Advanced Mental Health

Advanced Mental Health

Advanced Mental Health
Advanced Mental Health

DSM-V Across the Lifespan: Anxiety and Obsessive-Compulsive Disorders

Note the presentation and treatment similarities and differences of each disorder across the lifespan

Children and Adolescents

Anxiety disorders are the most prevalent mental illness in Canadian children between 4 and 17 years of age. Approximately 4 in 100 children have severe problems with worries and fears warranting a clinical diagnosis (Waddell, Shepherd Schwartz, & Barican, 2014). Many childhood fears are developmentally normal: it is common for toddlers to fear the dark, for school-aged children to fear animals, and for teenagers to worry about relationships with peers. These typical anxiety experiences do not usually interfere with the child’s development and functioning (Children’s Health Policy Centre, Simon Fraser University, 2007). Children with anxiety disorders, however, experience excessive, prolonged, or recurrent fears or symptoms of anxiety, with accompanying impairment in age-appropriate functioning at home, at school, and with peers (Manassis, 2004). Mood and anxiety disorders often coexist; therefore, it is important to assess for both especially in children.

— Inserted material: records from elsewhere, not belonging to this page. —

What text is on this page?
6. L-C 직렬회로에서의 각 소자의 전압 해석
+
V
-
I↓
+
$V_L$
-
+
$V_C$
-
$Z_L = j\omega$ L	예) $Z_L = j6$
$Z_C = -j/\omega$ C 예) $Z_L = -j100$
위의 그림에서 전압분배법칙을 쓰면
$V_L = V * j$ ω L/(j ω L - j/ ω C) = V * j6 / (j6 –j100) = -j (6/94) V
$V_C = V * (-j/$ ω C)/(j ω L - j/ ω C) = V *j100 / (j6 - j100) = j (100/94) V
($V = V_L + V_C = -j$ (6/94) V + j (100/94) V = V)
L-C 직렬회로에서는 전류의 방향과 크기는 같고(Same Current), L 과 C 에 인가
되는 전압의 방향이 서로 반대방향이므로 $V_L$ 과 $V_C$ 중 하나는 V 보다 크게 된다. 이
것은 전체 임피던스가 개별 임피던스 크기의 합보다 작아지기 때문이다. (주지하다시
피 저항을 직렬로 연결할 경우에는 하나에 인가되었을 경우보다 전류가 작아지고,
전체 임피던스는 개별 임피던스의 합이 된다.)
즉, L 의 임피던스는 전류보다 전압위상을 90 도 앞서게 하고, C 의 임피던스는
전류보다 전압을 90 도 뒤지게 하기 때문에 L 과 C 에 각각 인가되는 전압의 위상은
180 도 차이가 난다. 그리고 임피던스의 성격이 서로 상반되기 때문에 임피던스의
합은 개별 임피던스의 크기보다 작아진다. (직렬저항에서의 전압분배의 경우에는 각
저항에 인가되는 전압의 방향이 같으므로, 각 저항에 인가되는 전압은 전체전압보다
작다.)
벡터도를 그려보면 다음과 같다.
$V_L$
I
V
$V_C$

Generalized Anxiety Disorder

Presentation: Signs and Symptoms

  • GAD is characterized by excessive anxiety and worry about many events or activities.
  • The intensity, duration, or frequency of the anxiety and worry is out of proportion to the actual likelihood or impact of the anticipated event.
  • Children tend to worry excessively about their competence or the quality of their performance, such as academic performance or athletic prowess on sports teams. However, the focus of the worry can change over time.
  • In addition to the excessive and debilitating anxiety and worry, the child may experience feeling on edge and being easily fatigued, have difficulty concentrating, and experience irritability, muscle tension, and disturbed sleep (American Psychological Association [APA], 2013).

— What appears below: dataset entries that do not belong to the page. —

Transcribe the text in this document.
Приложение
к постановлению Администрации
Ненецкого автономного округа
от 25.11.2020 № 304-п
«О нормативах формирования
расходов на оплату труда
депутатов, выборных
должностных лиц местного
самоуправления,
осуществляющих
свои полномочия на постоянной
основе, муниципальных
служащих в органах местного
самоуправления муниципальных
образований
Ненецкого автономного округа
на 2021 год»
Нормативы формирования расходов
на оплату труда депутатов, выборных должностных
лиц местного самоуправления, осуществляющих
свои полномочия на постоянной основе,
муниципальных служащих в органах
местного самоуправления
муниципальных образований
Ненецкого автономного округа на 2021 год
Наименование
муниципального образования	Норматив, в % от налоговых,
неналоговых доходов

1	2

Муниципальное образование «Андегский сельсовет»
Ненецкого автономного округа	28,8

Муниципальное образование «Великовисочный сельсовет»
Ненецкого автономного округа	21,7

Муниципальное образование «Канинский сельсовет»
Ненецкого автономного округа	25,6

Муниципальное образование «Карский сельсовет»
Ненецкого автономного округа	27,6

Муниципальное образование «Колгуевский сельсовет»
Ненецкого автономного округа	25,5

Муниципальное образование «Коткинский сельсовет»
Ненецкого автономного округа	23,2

  • CBT (Coping Cat program)
  • pharmacotherapy (sertraline)

*Those children rated as much or very much improved did best with combination therapy. CBT was slightly more effective than sertraline, and the children experienced less insomnia, fatigue, sedation, and restlessness. All therapies were superior to placebo.

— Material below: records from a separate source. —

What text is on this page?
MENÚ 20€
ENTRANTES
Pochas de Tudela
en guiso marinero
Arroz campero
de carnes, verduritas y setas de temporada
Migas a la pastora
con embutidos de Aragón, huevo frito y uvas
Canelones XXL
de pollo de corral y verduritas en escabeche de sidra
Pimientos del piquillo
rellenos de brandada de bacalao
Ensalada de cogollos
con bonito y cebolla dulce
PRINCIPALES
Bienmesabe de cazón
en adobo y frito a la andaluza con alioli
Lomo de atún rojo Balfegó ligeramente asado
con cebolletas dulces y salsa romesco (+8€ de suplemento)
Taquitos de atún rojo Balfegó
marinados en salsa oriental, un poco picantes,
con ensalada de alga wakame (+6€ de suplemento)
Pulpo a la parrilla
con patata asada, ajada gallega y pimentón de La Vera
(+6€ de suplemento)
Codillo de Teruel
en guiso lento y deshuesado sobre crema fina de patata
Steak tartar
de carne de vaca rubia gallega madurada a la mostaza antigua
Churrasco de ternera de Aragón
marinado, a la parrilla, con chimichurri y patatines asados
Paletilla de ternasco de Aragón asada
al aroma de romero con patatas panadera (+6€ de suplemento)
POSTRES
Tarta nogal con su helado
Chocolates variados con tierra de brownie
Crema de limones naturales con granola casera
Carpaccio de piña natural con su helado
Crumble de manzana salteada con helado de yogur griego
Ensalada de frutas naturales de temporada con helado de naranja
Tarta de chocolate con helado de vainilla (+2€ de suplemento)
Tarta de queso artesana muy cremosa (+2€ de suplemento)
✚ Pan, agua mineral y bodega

Separation Anxiety Disorder

Separation anxiety disorder is excessive anxiety on separation from home or a major attachment figure before adulthood (taken as the age of 18 years). It is manifested by:

  • acute distress
  • frequent nightmares about separation
  • reluctance or refusal to separate
  • clinically significant impairment in social or academic functioning.

*Separation anxiety disorder may be the childhood equivalent of panic disorder in adults.


Several therapeutic approaches are used in treating separation anxiety disorder, including:

  • individual psychotherapy
  • behavioural treatment
  • pharmacotherapy

Obsessive-Compulsive Disorder (OCD)

As with anxiety disorders, obsessive-compulsive disorder (OCD) occurs in both adults and children. OCD is characterized by:

  • intrusive thoughts that are difficult to dislodge (obsessions, i.e., unwanted persistent, intrusive thoughts, impulses, or images related to anxiety)


  • ritualized behaviours that the child feels driven to perform (compulsions, i.e., unwanted behavioural acts or patterns) to prevent or reduce anxiety.

*The most common obsessions in children are fears of contamination. Worries about personal and family safety are also frequent. The most common compulsions are excessive washing, cleaning, and checking actions.


Treatment goals focus on reducing the obsessions and compulsions and their effects on the child’s development.

CBT, particularly exposure response prevention (ERP), was found to be an effective intervention in children with OCD (Bolton & Perrin, 2008). Exposure consists of gradual confrontation with events or situations that trigger obsessions and cause the urge to ritualize.